Using self-contained scripts, we used a k-mer size of 23 and GenBank files from the Functional Annotation team, we analyzed both the whole sample population and our previously identified cluster of interest. Initial analysis of the trees generated by kSNP3 did not return clear phylogenetic groupings along phenotypic populations. The tree for our cluster of interest is listed below.

Fig #: SNP Tree generated from analysis of cluster of interest

After obtaining the trees and SNPs contained within, our focus shifted toward finding SNPs which were homogenous within and unique to our phenotypic populations.

Fig #: kSNP3 results of the cluster of interest

In the end, we were unable to discover any SNPs which were homogenous across our heteroresistant sample population and were not found in susceptible and/or resistant populations. This led us to the conclusion that heteroresistance was not being caused by single nucleotide polymorphisms.

Conclusion

We were unable to identify any genetic determinants of heteroresistance to fosfomycin from our analyses. As the samples are highly genetically similar, any differences we found using GWAS and kSNP analysis did not correlate with resistance phenotype.

References

Castañeda-García A, Blázquez J, Rodríguez-Rojas A. Molecular Mechanisms and Clinical Impact of Acquired and Intrinsic Fosfomycin Resistance. Antibiotics. 2013;2(2):217–236.

Nikolaidis I, Favini-Stabile S, Dessen A. Resistance to antibiotics targeted to the bacterial cell wall. Protein Science. 2014;23(3):243–259.

Kidd TJ, Mills G, Sá‐Pessoa J, Dumigan A, Frank CG, Insua JL, Ingram R, Hobley L, Bengoechea JA. A Klebsiella pneumoniae antibiotic resistance mechanism that subdues host defences and promotes virulence. EMBO Molecular Medicine. 2017;9(4):430–447.
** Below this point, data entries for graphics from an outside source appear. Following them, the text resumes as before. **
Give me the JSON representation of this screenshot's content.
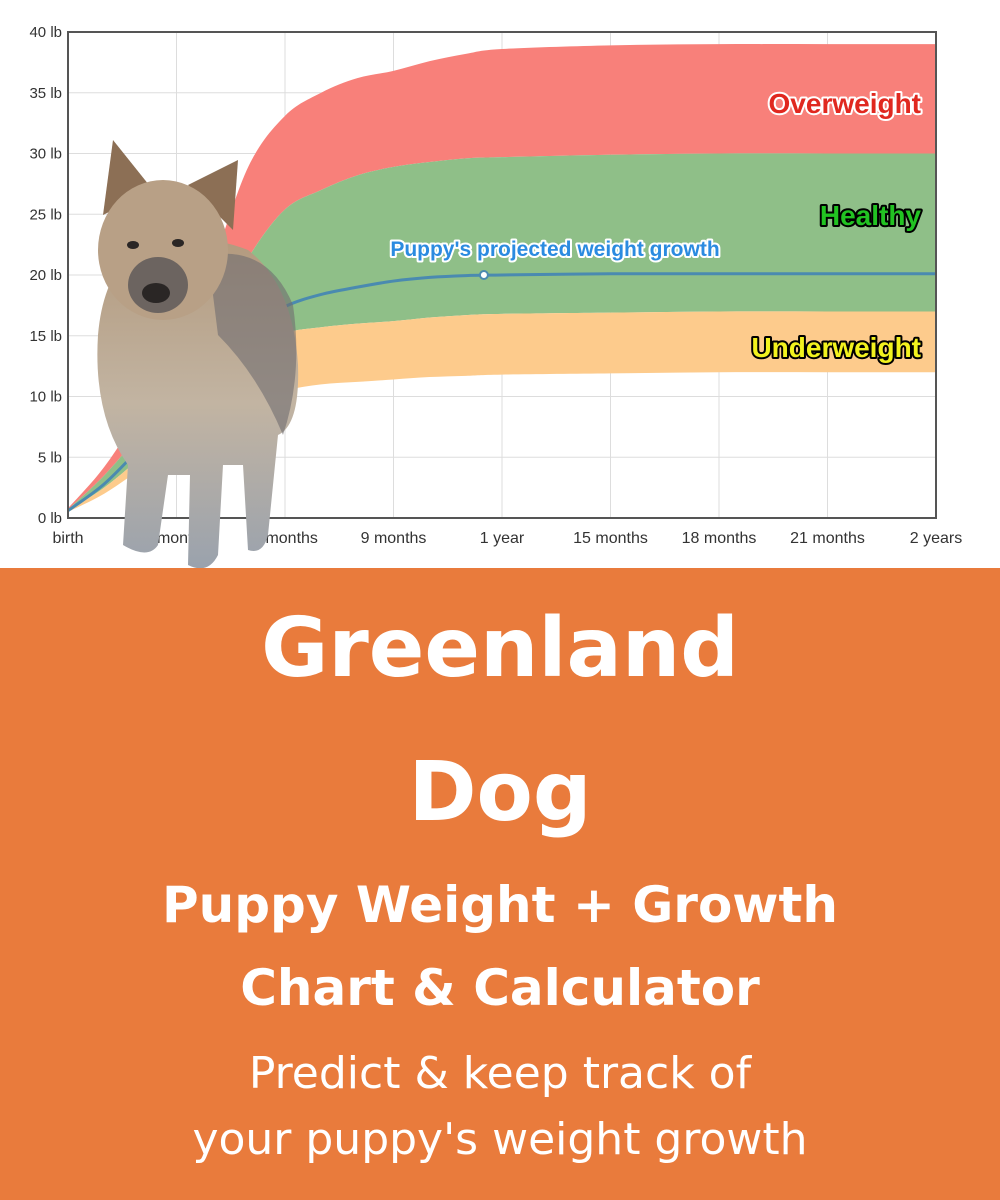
{
  "chart_data": {
    "type": "area",
    "title": "",
    "xlabel": "",
    "ylabel": "",
    "x_ticks": [
      {
        "month": 0,
        "label": "birth"
      },
      {
        "month": 3,
        "label": "3 months"
      },
      {
        "month": 6,
        "label": "6 months"
      },
      {
        "month": 9,
        "label": "9 months"
      },
      {
        "month": 12,
        "label": "1 year"
      },
      {
        "month": 15,
        "label": "15 months"
      },
      {
        "month": 18,
        "label": "18 months"
      },
      {
        "month": 21,
        "label": "21 months"
      },
      {
        "month": 24,
        "label": "2 years"
      }
    ],
    "y_ticks": [
      {
        "value": 0,
        "label": "0 lb"
      },
      {
        "value": 5,
        "label": "5 lb"
      },
      {
        "value": 10,
        "label": "10 lb"
      },
      {
        "value": 15,
        "label": "15 lb"
      },
      {
        "value": 20,
        "label": "20 lb"
      },
      {
        "value": 25,
        "label": "25 lb"
      },
      {
        "value": 30,
        "label": "30 lb"
      },
      {
        "value": 35,
        "label": "35 lb"
      },
      {
        "value": 40,
        "label": "40 lb"
      }
    ],
    "xlim": [
      0,
      24
    ],
    "ylim": [
      0,
      40
    ],
    "grid": true,
    "x_months": [
      0,
      1,
      2,
      3,
      4,
      5,
      6,
      7,
      8,
      9,
      10,
      11,
      12,
      15,
      18,
      21,
      24
    ],
    "bands": [
      {
        "name": "Overweight",
        "color": "#F8807A",
        "label_color": "#E0281F",
        "lower": [
          0.7,
          3.5,
          7,
          11,
          16,
          21.5,
          25.4,
          27,
          28.2,
          28.9,
          29.3,
          29.6,
          29.7,
          29.9,
          30,
          30,
          30
        ],
        "upper": [
          0.8,
          4.2,
          8.8,
          14.5,
          21,
          29,
          33.1,
          35,
          36.2,
          36.8,
          37.6,
          38.2,
          38.6,
          38.9,
          39,
          39,
          39
        ]
      },
      {
        "name": "Healthy",
        "color": "#8FBF88",
        "label_color": "#22C322",
        "lower": [
          0.6,
          2.5,
          5,
          8,
          11,
          13.5,
          15.2,
          15.7,
          16,
          16.2,
          16.5,
          16.7,
          16.8,
          16.9,
          17,
          17,
          17
        ],
        "upper": [
          0.7,
          3.5,
          7,
          11,
          16,
          21.5,
          25.4,
          27,
          28.2,
          28.9,
          29.3,
          29.6,
          29.7,
          29.9,
          30,
          30,
          30
        ]
      },
      {
        "name": "Underweight",
        "color": "#FDCB8C",
        "label_color": "#F2F21E",
        "lower": [
          0.5,
          2,
          4,
          6,
          8,
          9.6,
          10.5,
          11,
          11.2,
          11.4,
          11.6,
          11.7,
          11.8,
          11.9,
          12,
          12,
          12
        ],
        "upper": [
          0.6,
          2.5,
          5,
          8,
          11,
          13.5,
          15.2,
          15.7,
          16,
          16.2,
          16.5,
          16.7,
          16.8,
          16.9,
          17,
          17,
          17
        ]
      }
    ],
    "series": [
      {
        "name": "Puppy's projected weight growth",
        "color": "#4A8AB0",
        "label_color": "#2B8BE0",
        "values": [
          0.6,
          2.8,
          5.8,
          9,
          12.5,
          15.5,
          17.4,
          18.4,
          19,
          19.5,
          19.8,
          19.95,
          20,
          20.1,
          20.1,
          20.1,
          20.1
        ],
        "marker": {
          "month": 11.5,
          "value": 20
        }
      }
    ]
  },
  "banner": {
    "background": "#E97B3C",
    "title_line1": "Greenland",
    "title_line2": "Dog",
    "subtitle_line1": "Puppy Weight + Growth",
    "subtitle_line2": "Chart & Calculator",
    "desc_line1": "Predict & keep track of",
    "desc_line2": "your puppy's weight growth"
  }
}
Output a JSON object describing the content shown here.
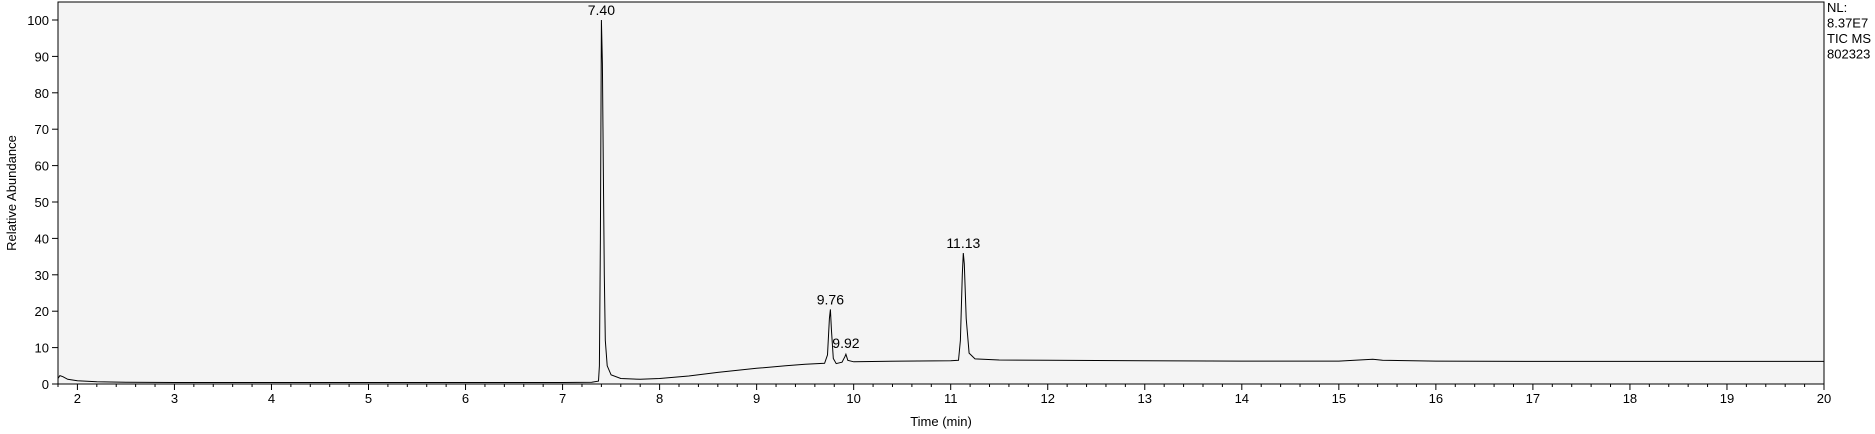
{
  "chart_data": {
    "type": "line",
    "xlabel": "Time (min)",
    "ylabel": "Relative Abundance",
    "xlim": [
      1.8,
      20
    ],
    "ylim": [
      0,
      100
    ],
    "x_ticks": [
      2,
      3,
      4,
      5,
      6,
      7,
      8,
      9,
      10,
      11,
      12,
      13,
      14,
      15,
      16,
      17,
      18,
      19,
      20
    ],
    "y_ticks": [
      0,
      10,
      20,
      30,
      40,
      50,
      60,
      70,
      80,
      90,
      100
    ],
    "grid": false,
    "info_lines": [
      "NL:",
      "8.37E7",
      "TIC  MS",
      "802323"
    ],
    "peak_labels": [
      {
        "text": "7.40",
        "x": 7.4,
        "y": 100
      },
      {
        "text": "9.76",
        "x": 9.76,
        "y": 20.5
      },
      {
        "text": "9.92",
        "x": 9.92,
        "y": 8.5
      },
      {
        "text": "11.13",
        "x": 11.13,
        "y": 36
      }
    ],
    "series": [
      {
        "points": [
          [
            1.8,
            1.5
          ],
          [
            1.82,
            2.3
          ],
          [
            1.85,
            2.0
          ],
          [
            1.9,
            1.3
          ],
          [
            2.0,
            0.9
          ],
          [
            2.2,
            0.6
          ],
          [
            2.5,
            0.5
          ],
          [
            3.0,
            0.4
          ],
          [
            4.0,
            0.4
          ],
          [
            5.0,
            0.4
          ],
          [
            6.0,
            0.4
          ],
          [
            7.0,
            0.4
          ],
          [
            7.3,
            0.5
          ],
          [
            7.37,
            0.8
          ],
          [
            7.38,
            5
          ],
          [
            7.39,
            40
          ],
          [
            7.4,
            100
          ],
          [
            7.41,
            88
          ],
          [
            7.42,
            60
          ],
          [
            7.43,
            30
          ],
          [
            7.44,
            12
          ],
          [
            7.46,
            5
          ],
          [
            7.5,
            2.5
          ],
          [
            7.6,
            1.5
          ],
          [
            7.8,
            1.3
          ],
          [
            8.0,
            1.5
          ],
          [
            8.3,
            2.2
          ],
          [
            8.6,
            3.2
          ],
          [
            9.0,
            4.3
          ],
          [
            9.3,
            5.0
          ],
          [
            9.5,
            5.4
          ],
          [
            9.7,
            5.7
          ],
          [
            9.73,
            8
          ],
          [
            9.75,
            18
          ],
          [
            9.76,
            20.5
          ],
          [
            9.77,
            15
          ],
          [
            9.79,
            7
          ],
          [
            9.82,
            5.6
          ],
          [
            9.88,
            6.0
          ],
          [
            9.91,
            7.5
          ],
          [
            9.92,
            8.2
          ],
          [
            9.94,
            6.5
          ],
          [
            10.0,
            6.1
          ],
          [
            10.5,
            6.3
          ],
          [
            11.0,
            6.4
          ],
          [
            11.08,
            6.5
          ],
          [
            11.1,
            12
          ],
          [
            11.12,
            30
          ],
          [
            11.13,
            36
          ],
          [
            11.14,
            33
          ],
          [
            11.16,
            18
          ],
          [
            11.19,
            8.5
          ],
          [
            11.25,
            6.9
          ],
          [
            11.5,
            6.6
          ],
          [
            12.0,
            6.5
          ],
          [
            13.0,
            6.4
          ],
          [
            14.0,
            6.3
          ],
          [
            15.0,
            6.3
          ],
          [
            15.35,
            6.8
          ],
          [
            15.45,
            6.5
          ],
          [
            16.0,
            6.3
          ],
          [
            17.0,
            6.2
          ],
          [
            18.0,
            6.2
          ],
          [
            19.0,
            6.2
          ],
          [
            20.0,
            6.2
          ]
        ]
      }
    ]
  }
}
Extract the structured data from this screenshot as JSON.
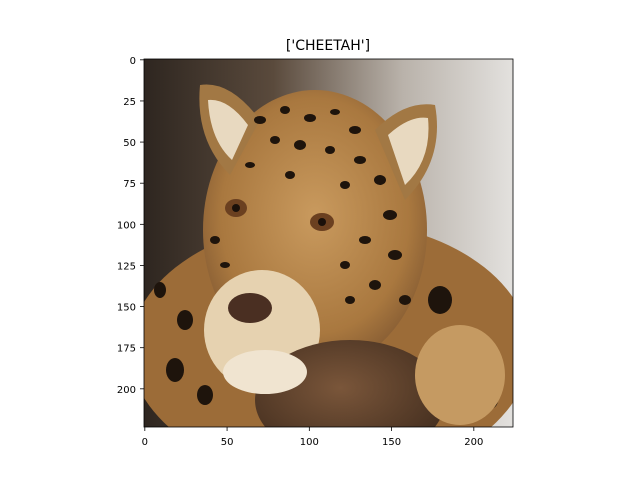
{
  "title": "['CHEETAH']",
  "axes": {
    "x_ticks": [
      "0",
      "50",
      "100",
      "150",
      "200"
    ],
    "y_ticks": [
      "0",
      "25",
      "50",
      "75",
      "100",
      "125",
      "150",
      "175",
      "200"
    ]
  },
  "image": {
    "subject": "jaguar resting its head on a log",
    "colors": {
      "background_dark": "#3a3028",
      "background_light": "#d9d6d2",
      "fur": "#b8884e",
      "fur_light": "#e6d2b0",
      "spots": "#1e140c",
      "log": "#5a3e2a"
    }
  }
}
Guo Q, Tomich AD, Mcelheny CL, Cooper VS, Stoesser N, Wang M, Sluis-Cremer N, Doi Y. Glutathione-S-transferase FosA6 of Klebsiella pneumoniae origin conferring fosfomycin resistance in ESBL-producing Escherichia coli. Journal of Antimicrobial Chemotherapy. 2016;71(9):2460–2465.

Thorpe HA, Bayliss SC, Sheppard SK, Feil EJ. Piggy: A Rapid, Large-Scale Pan-Genome Analysis Tool for Intergenic Regions in Bacteria. 2017.

Gardner SN, Slezak T, Hall BG. kSNP3.0: SNP detection and phylogenetic analysis of genomes without genome alignment or reference genome: Table 1. Bioinformatics. 2015;31(17):2877–2878.

Kim M, Oh H-S, Park S-C, Chun J. Towards a taxonomic coherence between average nucleotide identity and 16S rRNA gene sequence similarity for species demarcation of prokaryotes. International Journal Of Systematic And Evolutionary Microbiology. 2014;64(Pt 5):1825–1825.